Claro, você não tem como usar um HANS para ir ao trabalho, por isso os fabricantes desenvolveram encostos de cabeça mais pronunciados (que chegam a incomodar alguns motoristas) como o WHIPS da Volvo e até sistemas que se projetam contra a cabeça dos ocupantes em caso de colisão.

As bolsas de ar das costelas do Graham são mais comuns entre os kartistas e motociclistas: os coletes de proteção obrigatórios em competições servem para absorver impactos e reduzir movimentos bruscos das costelas. Dentro do carro já estamos usando cintos de segurança infláveis.

As únicas características do Graham que ainda não reproduzimos em forma de equipamentos de segurança pessoal são os joelhos, a articulação inferior da perna e os pés pequenos. Estes últimos são impossíveis sem a articulação inferior da perna. Nós até temos  joelheiras, mas elas não ajudam muito em impactos que forçam os joelhos ao contrário, comuns nos atropelamentos.
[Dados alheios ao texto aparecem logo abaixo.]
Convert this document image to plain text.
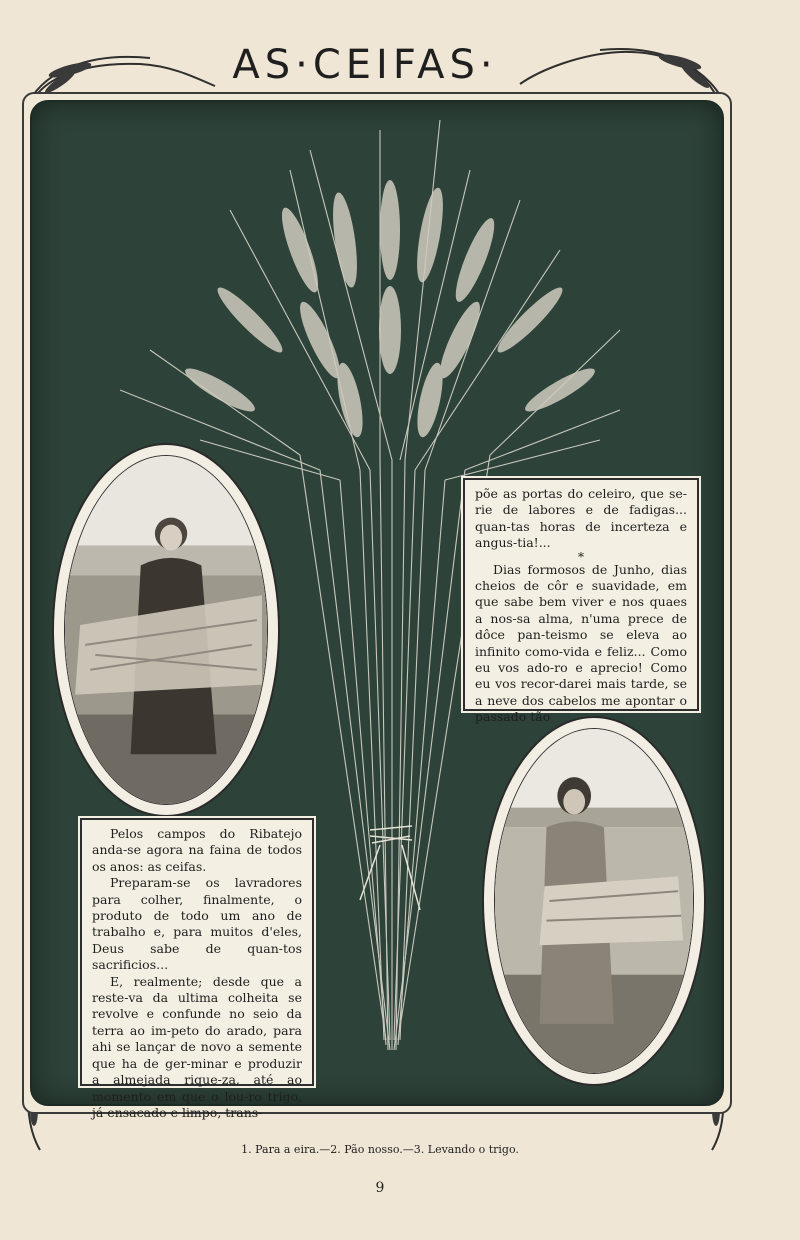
AS·CEIFAS·

põe as portas do celeiro, que se-rie de labores e de fadigas... quan-tas horas de incerteza e angus-tia!...

*

Dias formosos de Junho, dias cheios de côr e suavidade, em que sabe bem viver e nos quaes a nos-sa alma, n'uma prece de dôce pan-teismo se eleva ao infinito como-vida e feliz... Como eu vos ado-ro e aprecio! Como eu vos recor-darei mais tarde, se a neve dos cabelos me apontar o passado tão

Pelos campos do Ribatejo anda-se agora na faina de todos os anos: as ceifas.

Preparam-se os lavradores para colher, finalmente, o produto de todo um ano de trabalho e, para muitos d'eles, Deus sabe de quan-tos sacrificios...

E, realmente; desde que a reste-va da ultima colheita se revolve e confunde no seio da terra ao im-peto do arado, para ahi se lançar de novo a semente que ha de ger-minar e produzir a almejada rique-za, até ao momento em que o lou-ro trigo, já ensacado e limpo, trans-

1. Para a eira.—2. Pão nosso.—3. Levando o trigo.
9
Para minimizar essas lesões desenvolvemos tecnologias de segurança aplicadas aos automóveis. Além dos para-choques plásticos deformáveis mais envolventes, que “machucam menos” os pedestres, digamos, também estamos desenvolvendo sistemas que ejetam o capô, airbags para pedestres e até um capô adesivo que gruda o atropelado em vez de jogá-lo longe (não é mesmo Google?). Para motoristas e passageiros, airbags de joelho.
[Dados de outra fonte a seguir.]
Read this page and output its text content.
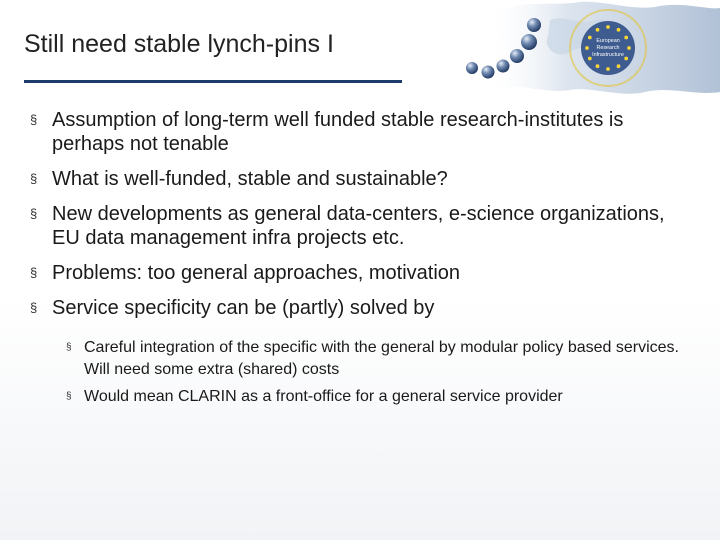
European
Research
Infrastructure
Still need stable lynch-pins I
§ Assumption of long-term well funded stable research-institutes is perhaps not tenable
§ What is well-funded, stable and sustainable?
§ New developments as general data-centers, e-science organizations, EU data management infra projects etc.
§ Problems: too general approaches, motivation
§ Service specificity can be (partly) solved by
§ Careful integration of the specific with the general by modular policy based services. Will need some extra (shared) costs
§ Would mean CLARIN as a front-office for a general service provider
Como se vê, não precisaremos “evoluir” como Graham para sobreviver a acidentes. Aliás, se fosse verdadeiro, Graham não seria um humano evoluído. Ele seria um cara do passado. De um passado no qual a humanidade não tinha capacidade de adaptar o meio às suas necessidades. A verdadeira evolução humana está no “sapiens” que designa nossa espécie. Somos humanos sapientes, capazes de encontrar formas de sobreviver sem ter que esperar essa tal “evolução”.